I am trying to convert a floating-point double-precision value x
to decimal with 12 (correctly rounded) significant digits. I am assuming that x
is between 10^110 and 10^111 such that its decimal representation will be of the form x.xxxxxxxxxxxE110
. And, just for fun, I am trying to use floating-point arithmetic only.
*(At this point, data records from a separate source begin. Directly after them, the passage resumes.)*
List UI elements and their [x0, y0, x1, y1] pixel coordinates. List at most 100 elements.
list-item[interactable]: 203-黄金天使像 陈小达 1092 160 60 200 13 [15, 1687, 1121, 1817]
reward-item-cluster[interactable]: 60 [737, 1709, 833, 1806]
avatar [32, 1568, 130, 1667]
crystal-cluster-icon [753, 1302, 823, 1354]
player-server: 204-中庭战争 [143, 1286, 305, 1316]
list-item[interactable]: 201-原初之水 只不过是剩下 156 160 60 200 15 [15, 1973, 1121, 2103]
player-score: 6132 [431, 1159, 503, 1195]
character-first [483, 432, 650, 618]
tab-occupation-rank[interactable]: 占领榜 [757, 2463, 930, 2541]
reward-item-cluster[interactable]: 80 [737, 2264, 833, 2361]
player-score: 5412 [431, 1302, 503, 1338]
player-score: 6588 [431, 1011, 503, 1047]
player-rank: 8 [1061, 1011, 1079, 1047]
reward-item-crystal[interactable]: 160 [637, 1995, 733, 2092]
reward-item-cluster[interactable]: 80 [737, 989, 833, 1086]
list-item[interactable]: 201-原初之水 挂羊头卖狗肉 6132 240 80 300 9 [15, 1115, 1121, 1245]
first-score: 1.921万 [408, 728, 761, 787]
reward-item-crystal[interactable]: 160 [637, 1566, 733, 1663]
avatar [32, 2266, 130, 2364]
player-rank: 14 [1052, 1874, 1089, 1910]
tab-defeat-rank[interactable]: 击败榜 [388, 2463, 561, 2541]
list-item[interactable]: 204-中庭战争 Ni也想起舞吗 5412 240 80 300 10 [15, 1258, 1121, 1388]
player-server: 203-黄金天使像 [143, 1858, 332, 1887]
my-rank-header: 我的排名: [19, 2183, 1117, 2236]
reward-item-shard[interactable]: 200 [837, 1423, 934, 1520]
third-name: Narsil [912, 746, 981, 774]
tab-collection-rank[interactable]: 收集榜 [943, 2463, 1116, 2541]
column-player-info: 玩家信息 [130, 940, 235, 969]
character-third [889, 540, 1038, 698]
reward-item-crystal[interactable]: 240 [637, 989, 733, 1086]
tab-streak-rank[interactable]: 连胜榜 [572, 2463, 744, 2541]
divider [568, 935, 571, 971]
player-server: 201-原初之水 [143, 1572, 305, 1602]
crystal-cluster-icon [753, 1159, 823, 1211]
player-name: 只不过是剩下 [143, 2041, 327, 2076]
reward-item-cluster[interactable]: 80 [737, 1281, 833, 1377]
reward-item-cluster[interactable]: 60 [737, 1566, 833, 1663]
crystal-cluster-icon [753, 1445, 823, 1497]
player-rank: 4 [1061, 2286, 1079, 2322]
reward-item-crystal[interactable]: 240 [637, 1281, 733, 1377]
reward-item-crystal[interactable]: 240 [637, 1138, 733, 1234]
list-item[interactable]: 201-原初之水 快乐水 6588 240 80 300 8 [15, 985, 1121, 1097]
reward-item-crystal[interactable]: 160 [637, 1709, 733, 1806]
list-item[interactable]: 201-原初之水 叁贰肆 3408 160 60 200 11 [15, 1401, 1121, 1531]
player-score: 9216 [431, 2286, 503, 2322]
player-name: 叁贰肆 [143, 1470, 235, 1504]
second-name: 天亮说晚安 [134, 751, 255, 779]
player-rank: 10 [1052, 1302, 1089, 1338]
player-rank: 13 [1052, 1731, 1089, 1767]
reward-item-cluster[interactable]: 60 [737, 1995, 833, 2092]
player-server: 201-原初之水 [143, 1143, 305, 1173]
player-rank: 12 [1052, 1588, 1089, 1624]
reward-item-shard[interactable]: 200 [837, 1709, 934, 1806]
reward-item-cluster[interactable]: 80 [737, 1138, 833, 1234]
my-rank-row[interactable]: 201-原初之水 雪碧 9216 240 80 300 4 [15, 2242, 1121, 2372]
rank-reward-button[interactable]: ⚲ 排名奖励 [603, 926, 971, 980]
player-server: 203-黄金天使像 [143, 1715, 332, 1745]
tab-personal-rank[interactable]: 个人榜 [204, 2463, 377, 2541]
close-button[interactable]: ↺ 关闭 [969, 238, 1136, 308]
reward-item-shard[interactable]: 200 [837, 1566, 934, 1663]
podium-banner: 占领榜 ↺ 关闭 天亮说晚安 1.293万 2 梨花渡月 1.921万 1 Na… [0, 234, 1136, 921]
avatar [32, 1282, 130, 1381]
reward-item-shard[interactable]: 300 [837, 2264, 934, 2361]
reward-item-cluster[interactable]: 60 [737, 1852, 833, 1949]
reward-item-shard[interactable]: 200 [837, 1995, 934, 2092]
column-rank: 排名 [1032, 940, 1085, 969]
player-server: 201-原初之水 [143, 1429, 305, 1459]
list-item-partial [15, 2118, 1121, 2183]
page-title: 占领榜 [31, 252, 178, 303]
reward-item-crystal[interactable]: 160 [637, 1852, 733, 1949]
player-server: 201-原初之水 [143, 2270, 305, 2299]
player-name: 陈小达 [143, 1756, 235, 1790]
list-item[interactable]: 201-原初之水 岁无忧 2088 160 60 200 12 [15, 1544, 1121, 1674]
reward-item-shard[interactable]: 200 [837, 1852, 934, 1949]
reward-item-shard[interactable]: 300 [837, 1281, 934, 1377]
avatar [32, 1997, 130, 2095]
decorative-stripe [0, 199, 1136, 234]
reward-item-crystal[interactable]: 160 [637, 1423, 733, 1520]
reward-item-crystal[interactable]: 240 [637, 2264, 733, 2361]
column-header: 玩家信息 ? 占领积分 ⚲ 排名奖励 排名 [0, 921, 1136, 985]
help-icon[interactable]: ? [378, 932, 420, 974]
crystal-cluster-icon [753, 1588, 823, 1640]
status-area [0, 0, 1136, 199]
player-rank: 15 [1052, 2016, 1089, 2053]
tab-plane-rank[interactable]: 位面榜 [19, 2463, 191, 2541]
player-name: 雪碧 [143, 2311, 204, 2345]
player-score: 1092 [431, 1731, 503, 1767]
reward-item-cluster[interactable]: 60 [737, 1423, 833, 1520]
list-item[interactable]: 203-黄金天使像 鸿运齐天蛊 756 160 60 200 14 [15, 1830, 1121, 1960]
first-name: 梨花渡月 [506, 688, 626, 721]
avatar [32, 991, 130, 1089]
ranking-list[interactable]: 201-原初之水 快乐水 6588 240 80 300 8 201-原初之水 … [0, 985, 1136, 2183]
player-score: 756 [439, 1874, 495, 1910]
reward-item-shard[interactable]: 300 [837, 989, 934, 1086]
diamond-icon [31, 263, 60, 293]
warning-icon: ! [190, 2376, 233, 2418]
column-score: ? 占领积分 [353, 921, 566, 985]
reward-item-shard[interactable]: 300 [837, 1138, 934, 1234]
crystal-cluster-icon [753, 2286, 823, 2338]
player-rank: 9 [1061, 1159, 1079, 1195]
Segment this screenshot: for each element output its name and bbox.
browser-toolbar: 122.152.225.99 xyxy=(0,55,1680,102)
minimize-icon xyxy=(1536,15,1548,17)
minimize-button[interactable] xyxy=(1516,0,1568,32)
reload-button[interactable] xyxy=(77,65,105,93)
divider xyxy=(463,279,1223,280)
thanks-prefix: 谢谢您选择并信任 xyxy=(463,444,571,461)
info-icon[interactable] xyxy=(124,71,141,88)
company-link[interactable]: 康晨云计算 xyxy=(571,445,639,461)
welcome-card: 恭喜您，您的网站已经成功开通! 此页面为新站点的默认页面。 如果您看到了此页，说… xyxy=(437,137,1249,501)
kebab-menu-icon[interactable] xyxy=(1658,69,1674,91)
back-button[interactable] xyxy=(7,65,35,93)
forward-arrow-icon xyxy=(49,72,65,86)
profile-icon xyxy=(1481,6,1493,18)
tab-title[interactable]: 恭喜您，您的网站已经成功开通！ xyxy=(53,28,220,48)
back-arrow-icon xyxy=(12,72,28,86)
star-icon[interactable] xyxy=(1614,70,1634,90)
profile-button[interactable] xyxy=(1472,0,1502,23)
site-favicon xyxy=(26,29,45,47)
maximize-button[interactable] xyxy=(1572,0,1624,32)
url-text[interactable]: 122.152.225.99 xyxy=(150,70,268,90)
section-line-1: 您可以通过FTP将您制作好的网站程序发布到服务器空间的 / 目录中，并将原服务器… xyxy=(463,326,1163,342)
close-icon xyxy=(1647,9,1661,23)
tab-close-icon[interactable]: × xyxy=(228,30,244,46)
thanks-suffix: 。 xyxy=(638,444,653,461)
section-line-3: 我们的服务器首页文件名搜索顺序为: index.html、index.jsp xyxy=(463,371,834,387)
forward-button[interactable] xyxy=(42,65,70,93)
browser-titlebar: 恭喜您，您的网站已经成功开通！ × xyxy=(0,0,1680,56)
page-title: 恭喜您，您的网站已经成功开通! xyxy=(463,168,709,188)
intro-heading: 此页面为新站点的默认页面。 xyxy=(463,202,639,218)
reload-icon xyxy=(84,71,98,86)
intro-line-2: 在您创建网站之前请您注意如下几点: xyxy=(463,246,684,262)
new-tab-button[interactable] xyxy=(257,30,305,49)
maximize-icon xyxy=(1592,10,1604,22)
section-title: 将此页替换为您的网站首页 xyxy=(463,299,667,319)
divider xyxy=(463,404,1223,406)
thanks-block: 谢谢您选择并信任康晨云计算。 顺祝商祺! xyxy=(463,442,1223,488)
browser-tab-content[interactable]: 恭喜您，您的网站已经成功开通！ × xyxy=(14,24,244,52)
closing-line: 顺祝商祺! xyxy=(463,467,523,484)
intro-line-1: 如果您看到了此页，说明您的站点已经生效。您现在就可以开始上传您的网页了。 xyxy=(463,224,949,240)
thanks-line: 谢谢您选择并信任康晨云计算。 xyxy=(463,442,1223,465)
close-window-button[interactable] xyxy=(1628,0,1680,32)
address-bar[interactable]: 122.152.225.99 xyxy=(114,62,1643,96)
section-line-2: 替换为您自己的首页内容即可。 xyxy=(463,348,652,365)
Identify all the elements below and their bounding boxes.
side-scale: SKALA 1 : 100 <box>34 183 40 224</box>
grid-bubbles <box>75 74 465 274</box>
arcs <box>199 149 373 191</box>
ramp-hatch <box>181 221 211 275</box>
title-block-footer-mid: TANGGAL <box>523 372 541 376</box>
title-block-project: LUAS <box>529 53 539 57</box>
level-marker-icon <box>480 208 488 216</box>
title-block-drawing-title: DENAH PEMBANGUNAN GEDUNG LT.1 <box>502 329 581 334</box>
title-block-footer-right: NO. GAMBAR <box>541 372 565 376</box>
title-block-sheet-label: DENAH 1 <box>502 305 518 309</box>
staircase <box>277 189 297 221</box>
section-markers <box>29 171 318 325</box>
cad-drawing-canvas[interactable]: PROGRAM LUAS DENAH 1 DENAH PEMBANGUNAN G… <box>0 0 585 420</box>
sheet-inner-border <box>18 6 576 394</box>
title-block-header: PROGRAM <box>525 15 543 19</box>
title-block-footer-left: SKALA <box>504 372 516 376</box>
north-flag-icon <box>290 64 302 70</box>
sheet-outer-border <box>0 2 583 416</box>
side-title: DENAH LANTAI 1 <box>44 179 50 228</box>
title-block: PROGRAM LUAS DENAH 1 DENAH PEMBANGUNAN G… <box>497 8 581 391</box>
I arrived to the pseudo-code below, where all operations are double-precision operations, The notation 1e98
is for the double nearest to the mathematical 10^98, and 1e98_2
is the double nearest to the result of the mathematical subtraction 10^98-1e98
. The notation fmadd(X * Y + Z)
is for the fused multiply-add operation with operands X
,Y
, Z
.
y = x * 2^-1074; // exact
q = y / 1e98; // q is denormal and the significand of q interpreted
// as an integer is our candidate for the 12 decimal
// digits of x
r = fmadd(q * 1e98 - y); // close to 1e98 * (error made during the division)
// If 1e98_2 >= 0, we divided by a number that was smaller than we wished
// The correct answer may be q or q+1.
if (r and 1e98_2 have opposite signs)
{
return the significand of q;
}
s = copysign(2^-1074, r);
r1 = abs(r);
r2 = abs(1e98_2);
h = 1e98 * 0.5 * 2^-1074;
Set rounding mode to downwards
r3 = fmadd(r2 * q + r1);
if (r3 < h)
{
return the significand of q;
}
else
{
return significand of (q + s)
}
I apologize for the confusion that pervades the above pseudo-code, but it is not very clear for me yet, hence the following questions:
Does the first fmadd work as intended (to compute 1e98 * (error made during the division))?
The signs. I cannot convince myself that they are right. But I cannot convince myself that they are wrong either.
Any idea, perhaps arguments, about the frequency with which this algorithm might produce the wrong result?
If it works at all, is there any chance that the algorithm will continue to work if “q = y / 1e98” is changed to “q = y * 1e-98” (leaving all other instructions the same)?
I have not tested this algorithm. I do not have any computer with a fmadd instruction, although I hope to find one so that I can execute the above.